Spencer mc carthy bw 2018

On publishing the NPPF Consultation Review last month, the Prime Minister issued a challenge to developers to “do their duty for Britain”, having benefited so much from the Government’s Help to Buy scheme. But what about those of us who haven’t benefited from this scheme at all?

Churchill Retirement Living is a retirement specialist, and we are doing our best to build the housing Britain’s ageing population desperately needs. We provide older people with more suitable accommodation to meet their changing needs, enabling them to live an independent lifestyle for longer. We build sustainably on brownfield sites in town centre locations. In doing so, we meet a growing social need, reducing social care costs for local councils, as well as providing many benefits to local people and local economies.

Since our customers are not first time buyers but older people looking to downsize, we’ve had no support at all from Help to Buy.

Instead, we’ve been faced with ever increasing costs, thanks to endless new Government and EU regulations, ever greater stealth taxation, and an increasingly shambolic planning system.

We pay Community Infrastructure Levy and Section 106 requirements. We make substantial affordable Hhousing contributions for the vast majority of our schemes.

Changing building regulations have increased our costs significantly over the years, as has climate change legislation and costs such as gravel tax and waste tax..We are required to employ specialist consultants for environmental reports, highways reports, drainage reports, flooding reports, and the list goes on.

We’re a Sunday Times Top 100 employer and proud of how well we treat our staff, but more generous maternity pay, holiday pay, pension schemes, apprenticeship schemes and general working practice improvements all come at a cost to us as an employer, all of which has to be passed on to the cost of new homes.

And of course there is the rising cost of planning applications, which we now have to pay for too. The system of making developers pay for planning applications was initially introduced on the presumption that it would help speed up permissions, but it emphatically has not.

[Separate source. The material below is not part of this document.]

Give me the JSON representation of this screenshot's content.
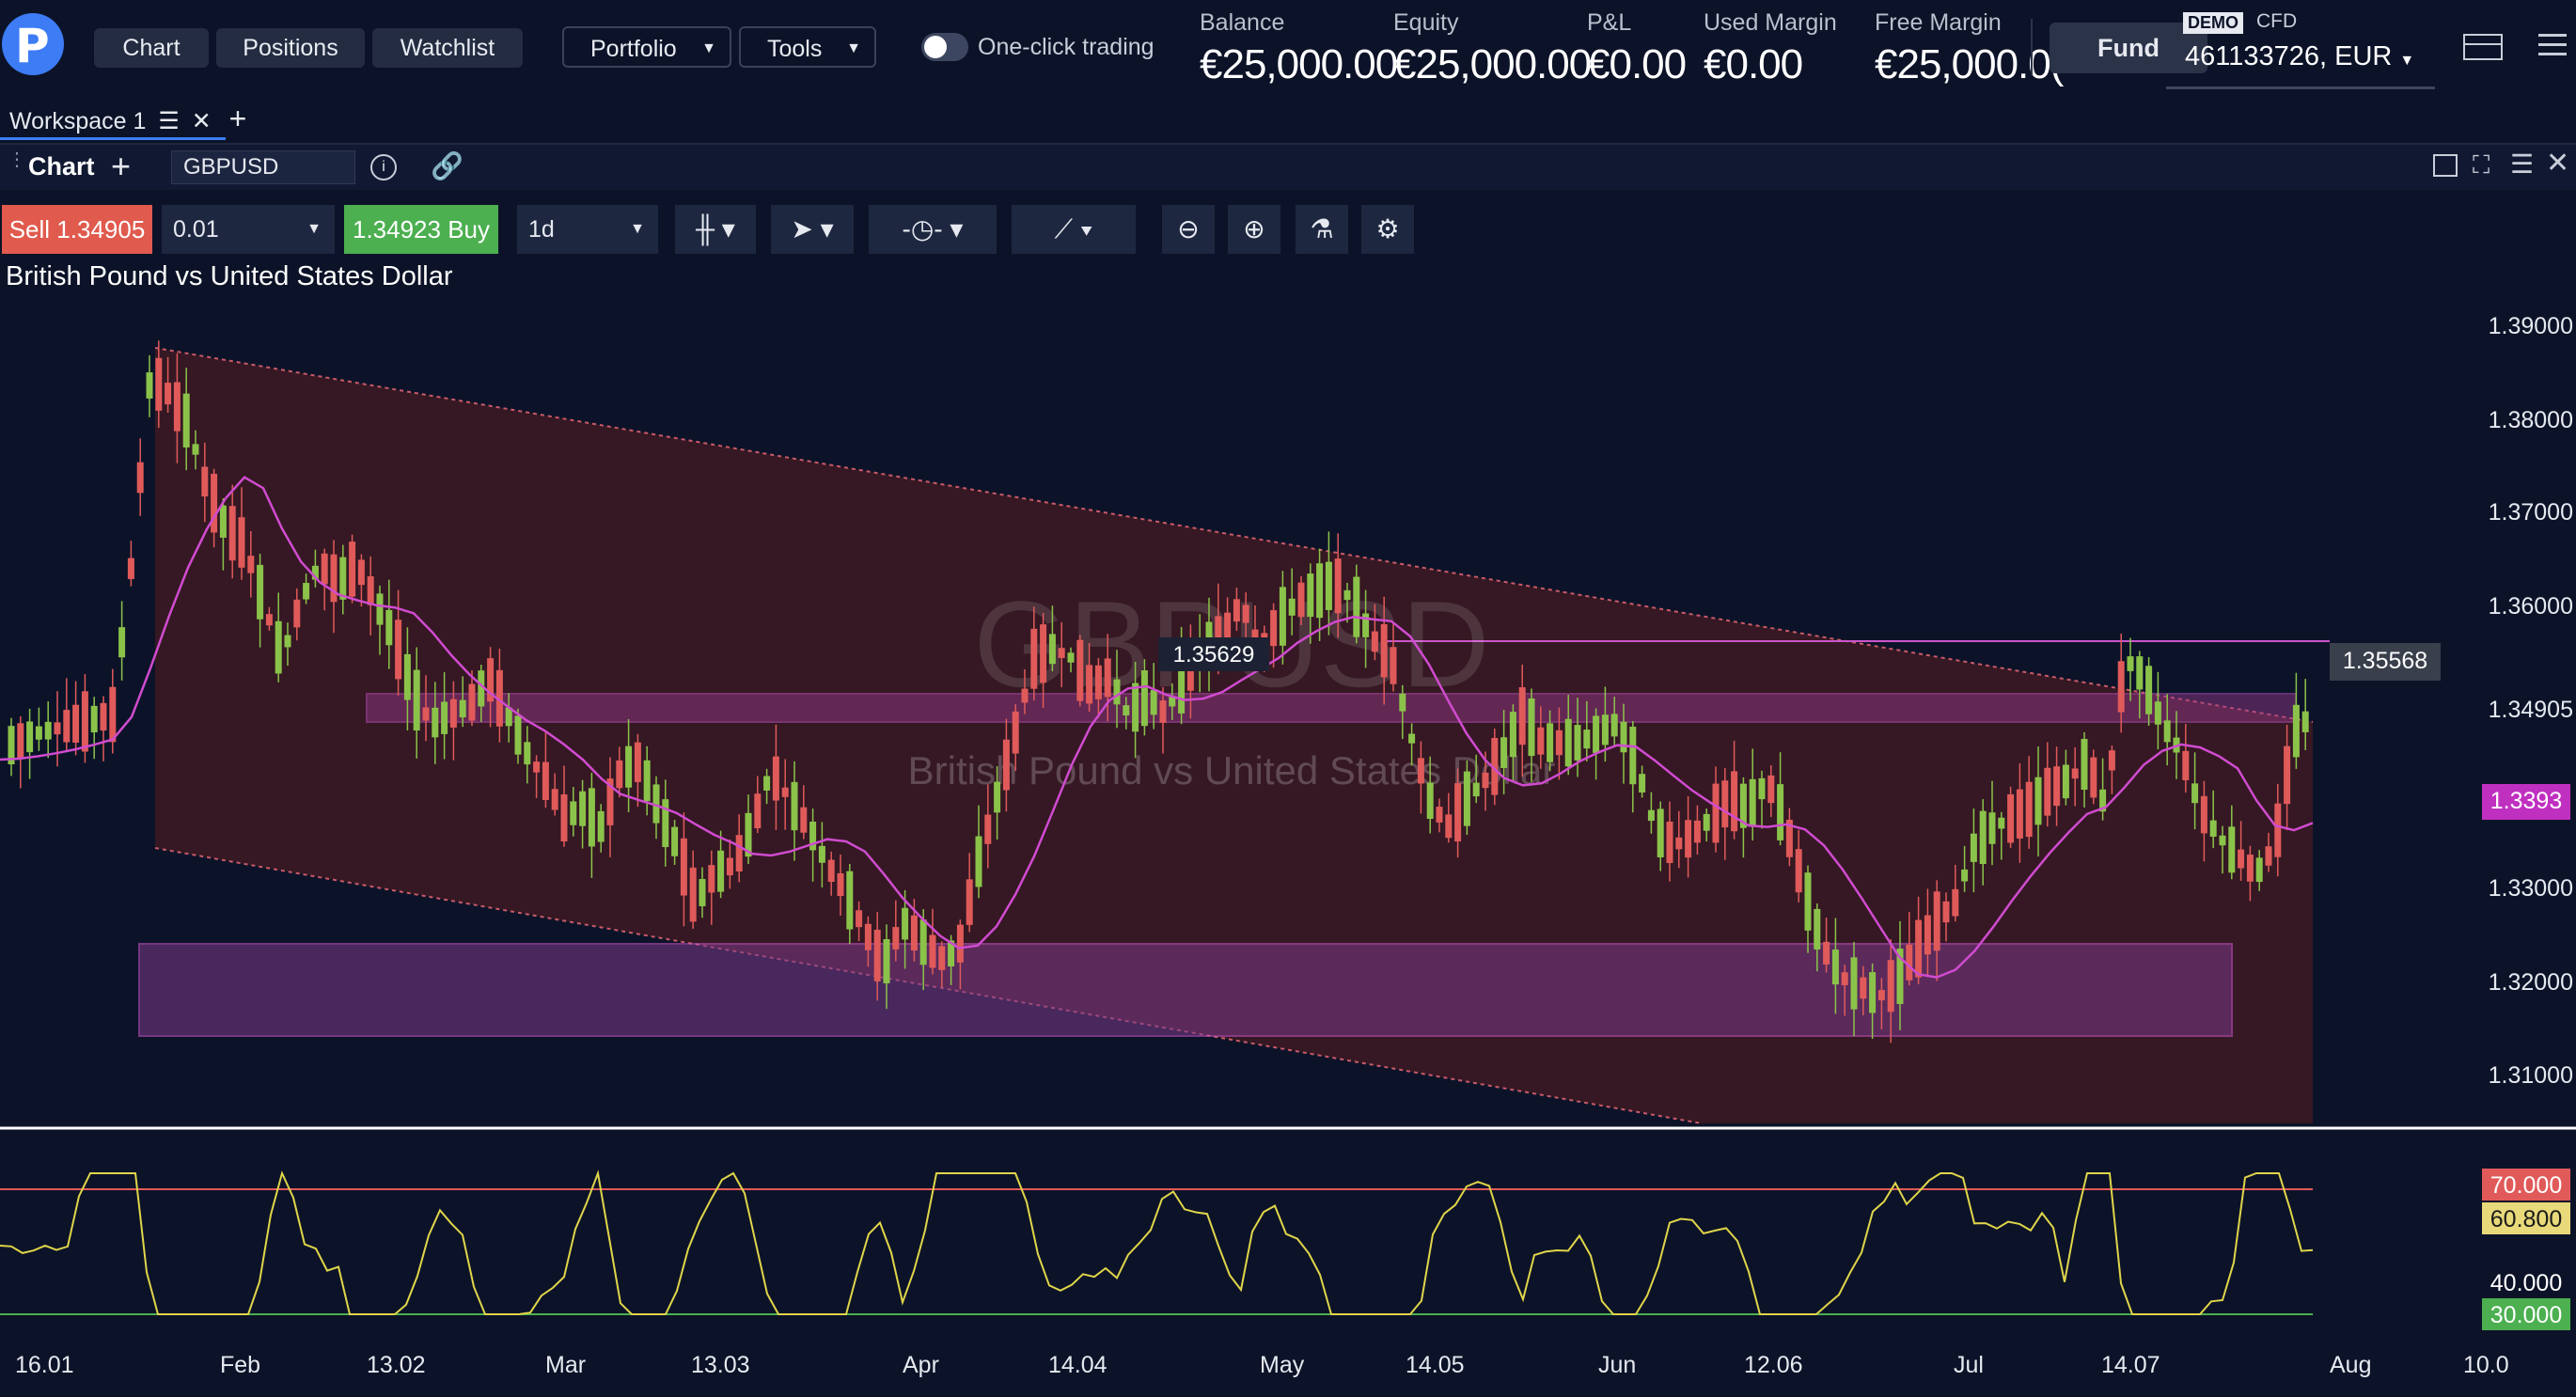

Planning is still not coming through quickly enough, hence developers needing a ready a stock of land to maintain their skilled employee base and a continuous flow of work.

Far from banking land, our approach has always been to build as soon as we achieve planning permission, especially since it now takes an average of nearly two years for us to achieve planning on a new site. By that time land contracts may have expired and need to be extended, which involves further negotiations and risk. As things stand, planning is often given for a set period already. There are loopholes galore for councils to frustrate planning by delay, and that’s unlikely to change. The suggestion to punish councils who don’t perform is a good one, but it’s very difficult to see how this will be monitored and implemented in practice. Meanwhile can we really expect Councils to set realistic policy levels for affordable housing? Many haven’t done so for allocation of development land to meet previous policies.

Churchill currently has a total of 17 planning applications running to appeal around the country, including two in the past few weeks where councillors went against the recommendations of their own Planning Officers to refuse our applications. As a medium sized housebuilder, even when awarded costs, we are unable to recover the significant impact on our business resulting from these long and unnecessary delays.

We’re having to wait 12 months on average for an appeal date, and the whole process delays us by up to 18 months on average because of a lack of resources at the Planning Inspectorate, and the lengthy appeal process generally. This is madness at a time when the need for retirement living properties for older people has never been greater.

How can private SME developers like us be expected to enter the market, let alone grow and succeed, when we’re expected to take on so much risk and expense? It seems we are being asked to build unviable developments so as to provide affordable homes funding to councils who bear none of the risk whatsoever.

So what do we have? An NPPF Consultation Review which looks likely to increase costs even further for the industry. There is nothing radical within what is proposed that will increase housing in the short or longer term, and if anything it may well reduce output.

The review contains a lot of repeated rhetoric that we’ve all heard before. As one can surmise from above, the relentless increase in housing costs can be laid at the door of Government. The current planning system, along with the endless regulations and red tape we have to face, makes it impossible for small and medium housebuilders like us to deliver at the scale that is needed to solve our nation’s housing crisis.

I would strongly urge Government to take on board the recommendations of the recent CLG Select Committee’s Inquiry into Older People’s Housing, in particular the call for a separate new use class for retirement housing. This would help us overcome the planning constraints that have been holding back the retirement housing sector for many years.